Clearly, people assume that Hillary Clinton will run for President in 2008. I’m a big fan of Hillary, and I think she’d be a fine President, and if she ends up being nominated I’ll vote for her as hard as I can, but right now it’s hard not to notice that statements like this:

Six years after battling her way to a Senate seat from her newly adopted state by campaigning night and day, Hillary Rodham Clinton is coasting toward re-election _ and piling up money that could go toward a run for the White House in 2008.

Do a lot to stoke the fires of movements like this:

“New York is not on our radar screen,” said William Black, an operative with the anti-Clinton “Stop Her Now” effort, which was launched a year ago and had raised less than $25,000 as of the end of 2005. “It’s really not much of a race.”

There are two things going on here. First, there is the Rove-style strategy on the part of the Republicans to establish Hillary’s character in the mind of the electorate, in the same way they did to John Kerry (flip flop!) or Al Gore (invented the internet!). Second, there is the press’ willingness to go along with it. After all, it is a good story, Hillary is a widely recognized figure who engenders strong responses. She has not, however, stated any intention to run in 2008, so conjecture like this:

Leftover money could be used for a presidential campaign in 2008 if she runs.

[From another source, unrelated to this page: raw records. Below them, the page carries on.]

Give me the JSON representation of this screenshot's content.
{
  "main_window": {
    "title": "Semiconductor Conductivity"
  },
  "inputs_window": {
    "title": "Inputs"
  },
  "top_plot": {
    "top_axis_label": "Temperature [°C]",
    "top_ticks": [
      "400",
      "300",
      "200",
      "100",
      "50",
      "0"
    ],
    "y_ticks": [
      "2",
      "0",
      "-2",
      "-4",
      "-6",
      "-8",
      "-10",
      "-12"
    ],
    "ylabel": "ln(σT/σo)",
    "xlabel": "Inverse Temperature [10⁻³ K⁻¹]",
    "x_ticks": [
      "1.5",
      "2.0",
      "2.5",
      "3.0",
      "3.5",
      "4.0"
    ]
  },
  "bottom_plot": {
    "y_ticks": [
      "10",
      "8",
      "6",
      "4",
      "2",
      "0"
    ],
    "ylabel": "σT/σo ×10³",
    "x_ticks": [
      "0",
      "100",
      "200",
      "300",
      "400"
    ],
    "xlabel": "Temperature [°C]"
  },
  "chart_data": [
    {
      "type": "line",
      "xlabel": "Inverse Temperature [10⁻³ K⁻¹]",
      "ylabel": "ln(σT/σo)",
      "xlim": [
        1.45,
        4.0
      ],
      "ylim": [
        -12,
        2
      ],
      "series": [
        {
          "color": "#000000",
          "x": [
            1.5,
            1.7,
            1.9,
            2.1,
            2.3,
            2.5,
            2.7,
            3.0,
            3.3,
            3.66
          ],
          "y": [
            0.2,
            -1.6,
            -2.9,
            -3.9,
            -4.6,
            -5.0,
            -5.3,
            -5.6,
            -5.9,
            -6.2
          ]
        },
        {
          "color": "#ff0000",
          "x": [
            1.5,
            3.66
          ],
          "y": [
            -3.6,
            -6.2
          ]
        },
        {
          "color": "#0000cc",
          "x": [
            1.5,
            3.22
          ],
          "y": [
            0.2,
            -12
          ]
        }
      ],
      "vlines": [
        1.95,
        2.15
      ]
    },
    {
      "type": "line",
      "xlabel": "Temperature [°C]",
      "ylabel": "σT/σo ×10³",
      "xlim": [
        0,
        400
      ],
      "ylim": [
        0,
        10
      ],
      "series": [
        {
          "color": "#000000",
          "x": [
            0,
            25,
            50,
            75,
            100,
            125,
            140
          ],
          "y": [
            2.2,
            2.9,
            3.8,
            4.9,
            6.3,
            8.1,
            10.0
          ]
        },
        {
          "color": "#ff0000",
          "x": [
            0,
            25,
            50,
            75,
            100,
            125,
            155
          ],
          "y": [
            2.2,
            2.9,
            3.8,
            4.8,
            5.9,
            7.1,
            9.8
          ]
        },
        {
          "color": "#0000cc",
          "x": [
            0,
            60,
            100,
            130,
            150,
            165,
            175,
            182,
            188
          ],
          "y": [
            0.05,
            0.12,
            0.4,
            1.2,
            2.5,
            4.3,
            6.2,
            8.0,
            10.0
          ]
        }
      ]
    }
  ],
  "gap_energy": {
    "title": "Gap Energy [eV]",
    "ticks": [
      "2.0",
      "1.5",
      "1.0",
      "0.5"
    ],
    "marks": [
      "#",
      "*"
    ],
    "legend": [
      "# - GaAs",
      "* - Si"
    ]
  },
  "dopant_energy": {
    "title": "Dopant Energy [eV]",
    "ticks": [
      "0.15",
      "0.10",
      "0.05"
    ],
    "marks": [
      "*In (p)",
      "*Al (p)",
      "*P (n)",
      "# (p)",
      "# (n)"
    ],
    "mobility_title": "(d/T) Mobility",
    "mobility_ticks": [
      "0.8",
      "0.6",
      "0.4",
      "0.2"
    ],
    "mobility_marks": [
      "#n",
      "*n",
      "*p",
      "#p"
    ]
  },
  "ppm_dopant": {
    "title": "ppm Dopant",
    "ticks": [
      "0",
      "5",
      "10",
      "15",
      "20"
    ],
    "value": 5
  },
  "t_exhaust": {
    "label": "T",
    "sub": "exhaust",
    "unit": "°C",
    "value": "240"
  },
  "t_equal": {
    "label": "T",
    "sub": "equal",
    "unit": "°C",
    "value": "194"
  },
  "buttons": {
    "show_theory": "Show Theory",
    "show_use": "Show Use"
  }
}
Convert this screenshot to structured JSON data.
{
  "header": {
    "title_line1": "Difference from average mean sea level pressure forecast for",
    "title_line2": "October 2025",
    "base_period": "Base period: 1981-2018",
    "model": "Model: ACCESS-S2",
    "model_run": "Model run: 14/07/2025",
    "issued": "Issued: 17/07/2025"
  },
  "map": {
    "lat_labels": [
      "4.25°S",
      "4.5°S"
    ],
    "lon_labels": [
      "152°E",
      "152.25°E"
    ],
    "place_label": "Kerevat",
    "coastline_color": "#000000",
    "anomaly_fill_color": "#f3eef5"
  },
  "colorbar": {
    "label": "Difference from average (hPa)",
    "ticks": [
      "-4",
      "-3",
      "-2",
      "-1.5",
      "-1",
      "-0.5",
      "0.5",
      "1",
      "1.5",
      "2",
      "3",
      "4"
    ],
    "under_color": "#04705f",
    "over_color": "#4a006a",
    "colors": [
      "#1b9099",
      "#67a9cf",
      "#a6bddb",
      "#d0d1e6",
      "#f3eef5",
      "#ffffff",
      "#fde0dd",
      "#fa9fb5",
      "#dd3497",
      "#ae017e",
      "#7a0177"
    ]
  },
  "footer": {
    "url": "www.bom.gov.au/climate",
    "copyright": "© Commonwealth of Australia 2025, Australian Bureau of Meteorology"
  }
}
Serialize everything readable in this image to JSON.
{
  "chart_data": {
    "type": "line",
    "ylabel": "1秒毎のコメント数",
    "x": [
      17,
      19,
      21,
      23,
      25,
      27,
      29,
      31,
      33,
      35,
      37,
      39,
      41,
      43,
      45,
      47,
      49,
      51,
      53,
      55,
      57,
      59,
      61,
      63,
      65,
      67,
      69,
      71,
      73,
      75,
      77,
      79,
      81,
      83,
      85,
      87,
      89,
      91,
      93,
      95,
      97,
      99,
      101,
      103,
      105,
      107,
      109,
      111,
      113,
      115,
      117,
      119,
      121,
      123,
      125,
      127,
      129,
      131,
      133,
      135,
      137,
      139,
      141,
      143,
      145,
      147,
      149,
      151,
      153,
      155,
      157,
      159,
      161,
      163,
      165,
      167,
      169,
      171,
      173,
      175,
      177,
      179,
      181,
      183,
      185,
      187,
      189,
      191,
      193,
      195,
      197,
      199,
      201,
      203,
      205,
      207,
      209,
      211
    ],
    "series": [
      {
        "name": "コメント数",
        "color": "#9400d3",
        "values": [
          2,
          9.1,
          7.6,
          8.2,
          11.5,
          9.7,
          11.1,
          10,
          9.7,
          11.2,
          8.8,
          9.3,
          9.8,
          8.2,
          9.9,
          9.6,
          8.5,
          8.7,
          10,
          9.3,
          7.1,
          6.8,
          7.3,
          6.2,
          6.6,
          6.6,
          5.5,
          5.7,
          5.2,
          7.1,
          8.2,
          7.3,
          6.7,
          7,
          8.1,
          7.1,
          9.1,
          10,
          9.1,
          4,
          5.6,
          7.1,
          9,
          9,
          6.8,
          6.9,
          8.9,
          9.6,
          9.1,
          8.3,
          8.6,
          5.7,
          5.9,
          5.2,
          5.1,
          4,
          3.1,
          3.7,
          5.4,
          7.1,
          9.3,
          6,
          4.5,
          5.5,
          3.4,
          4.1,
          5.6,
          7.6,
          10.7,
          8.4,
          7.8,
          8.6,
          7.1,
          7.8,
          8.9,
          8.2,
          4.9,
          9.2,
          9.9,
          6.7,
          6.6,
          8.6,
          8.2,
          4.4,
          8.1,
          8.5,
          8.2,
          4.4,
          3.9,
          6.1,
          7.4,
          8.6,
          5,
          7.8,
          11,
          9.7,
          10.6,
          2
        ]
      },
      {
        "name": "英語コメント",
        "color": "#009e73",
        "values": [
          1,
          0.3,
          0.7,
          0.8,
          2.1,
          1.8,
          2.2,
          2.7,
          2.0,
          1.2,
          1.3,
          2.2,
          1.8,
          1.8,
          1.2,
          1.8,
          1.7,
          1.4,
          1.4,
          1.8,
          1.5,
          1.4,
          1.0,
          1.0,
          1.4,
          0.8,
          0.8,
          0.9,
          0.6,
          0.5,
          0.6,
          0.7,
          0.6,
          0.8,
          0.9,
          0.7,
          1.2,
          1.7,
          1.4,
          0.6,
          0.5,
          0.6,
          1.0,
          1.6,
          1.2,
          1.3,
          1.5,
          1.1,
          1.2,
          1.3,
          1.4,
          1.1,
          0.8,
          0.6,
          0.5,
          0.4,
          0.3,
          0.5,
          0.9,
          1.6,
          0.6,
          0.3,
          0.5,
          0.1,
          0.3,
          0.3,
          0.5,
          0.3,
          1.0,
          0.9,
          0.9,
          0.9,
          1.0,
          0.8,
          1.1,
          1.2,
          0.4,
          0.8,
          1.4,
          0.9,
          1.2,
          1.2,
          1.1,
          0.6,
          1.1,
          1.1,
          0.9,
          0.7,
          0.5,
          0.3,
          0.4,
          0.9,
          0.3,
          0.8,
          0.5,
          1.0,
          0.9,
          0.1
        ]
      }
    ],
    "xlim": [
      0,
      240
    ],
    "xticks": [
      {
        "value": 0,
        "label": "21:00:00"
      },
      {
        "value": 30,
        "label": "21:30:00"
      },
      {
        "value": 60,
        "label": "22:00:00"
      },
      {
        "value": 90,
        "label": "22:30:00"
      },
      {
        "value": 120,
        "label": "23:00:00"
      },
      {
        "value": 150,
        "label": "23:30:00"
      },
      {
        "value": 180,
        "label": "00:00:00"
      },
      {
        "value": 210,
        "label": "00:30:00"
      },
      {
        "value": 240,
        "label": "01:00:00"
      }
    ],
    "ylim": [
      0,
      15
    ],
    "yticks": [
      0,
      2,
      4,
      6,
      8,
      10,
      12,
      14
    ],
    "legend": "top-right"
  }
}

The difference between Clinton’s 2000 campaign and her re-election bid is striking.

seems ill-founded, present more to excite and intrigue readers than to inform them. After all, what about this:

Clinton spokesman Howard Wolfson would not discuss 2006 campaign strategy, the possible benefits from not having a tough Senate race or the potential effect on 2008.

“We’re not taking anything for granted,” he said. “Senator Clinton is going to continue to focus on being the best senator that she can and making a strong case for her re-election.”

Seems pretty clear to me. It hurts liberals when the focus is taken off of the 2006 elections, which are lining up to be disastrous for the GOP, and put on the 2008 prospects of Hillary who, because of who she is, also allows the Republicans to keep pumping the old Bill Clinton outrage well they love so much. Hillary probably does want to run, and who can blame her? She’s made impressive inroads with Republican-heavy Upstate New York.

For now, though, I think the focus, from a news perspective, should be on the information relevant to a few months from now, as opposed to a few years.